Vertcoin (Abbreviation: VTC) is an open-source cryptocurrency created in early 2014, that focuses on decentralization. Vertcoin uses a proof-of-work mechanism to issue new coins and incentivize miners to secure the network and validate transactions. Vertcoin is designed to be mined via graphics cards instead of through ASICs.

==History==
Vertcoin aims to be decentralized by being difficult to mine using dedicated processors, known as ASICs. Vertcoin is open source and has a 2.5-minute block time.

NBC News's Ben Popken said in 2018 that Vertcoin had received significant attention on Reddit due to it being impervious to ASICs which are used to mine bitcoin. TechRadar's Jonas DeMuro wrote in February 2018 that Vertcoin was comparatively popular due to a lack of friction for new users, as well as an active social media presence.

From October through December 2018, Vertcoin suffered from 51% attacks.

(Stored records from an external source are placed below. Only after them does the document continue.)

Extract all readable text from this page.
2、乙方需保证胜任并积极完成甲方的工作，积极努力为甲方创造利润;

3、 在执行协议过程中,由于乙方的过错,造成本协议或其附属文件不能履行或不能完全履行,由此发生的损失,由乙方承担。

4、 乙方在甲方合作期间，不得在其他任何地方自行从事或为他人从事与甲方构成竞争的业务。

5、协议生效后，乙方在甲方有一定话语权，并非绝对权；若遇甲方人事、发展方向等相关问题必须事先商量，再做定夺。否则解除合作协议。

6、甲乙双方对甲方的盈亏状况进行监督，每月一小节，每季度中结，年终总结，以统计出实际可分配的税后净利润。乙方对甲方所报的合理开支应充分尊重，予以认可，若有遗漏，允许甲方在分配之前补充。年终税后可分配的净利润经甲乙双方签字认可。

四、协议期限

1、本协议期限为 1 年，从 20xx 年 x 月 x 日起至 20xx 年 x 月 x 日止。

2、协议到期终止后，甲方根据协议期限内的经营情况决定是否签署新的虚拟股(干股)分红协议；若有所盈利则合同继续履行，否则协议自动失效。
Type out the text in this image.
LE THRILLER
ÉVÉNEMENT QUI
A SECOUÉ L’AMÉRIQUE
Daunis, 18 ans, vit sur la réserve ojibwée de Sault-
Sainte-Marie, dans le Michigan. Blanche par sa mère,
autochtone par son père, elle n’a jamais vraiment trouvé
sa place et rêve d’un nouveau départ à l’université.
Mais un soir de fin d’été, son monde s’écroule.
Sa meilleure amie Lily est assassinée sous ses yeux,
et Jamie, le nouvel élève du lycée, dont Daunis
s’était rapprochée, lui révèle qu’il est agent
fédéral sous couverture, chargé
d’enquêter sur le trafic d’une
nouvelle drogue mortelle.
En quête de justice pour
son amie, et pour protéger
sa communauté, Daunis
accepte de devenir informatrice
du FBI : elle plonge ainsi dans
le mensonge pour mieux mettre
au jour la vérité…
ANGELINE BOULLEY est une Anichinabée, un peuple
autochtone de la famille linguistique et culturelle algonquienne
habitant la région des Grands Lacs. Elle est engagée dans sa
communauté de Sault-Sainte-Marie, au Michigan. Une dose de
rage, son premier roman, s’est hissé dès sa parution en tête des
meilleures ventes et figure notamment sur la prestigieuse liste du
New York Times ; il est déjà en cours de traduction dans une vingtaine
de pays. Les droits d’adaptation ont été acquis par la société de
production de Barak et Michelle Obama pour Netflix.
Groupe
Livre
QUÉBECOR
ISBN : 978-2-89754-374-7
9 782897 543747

In response, Vertcoin changed to a different proof-of-work algorithm before suffering from another 51% attack on December 1, 2019.

A December 2018 paper published in The Transactions of the Korean Institute of Electrical Engineers said that "because [Vertcoin] is not a very popular blockchain, the difficulty adjustment algorithm is very sensitive to hash rate change, making it an easy target to timestamp spoofing and cherry-picking attack."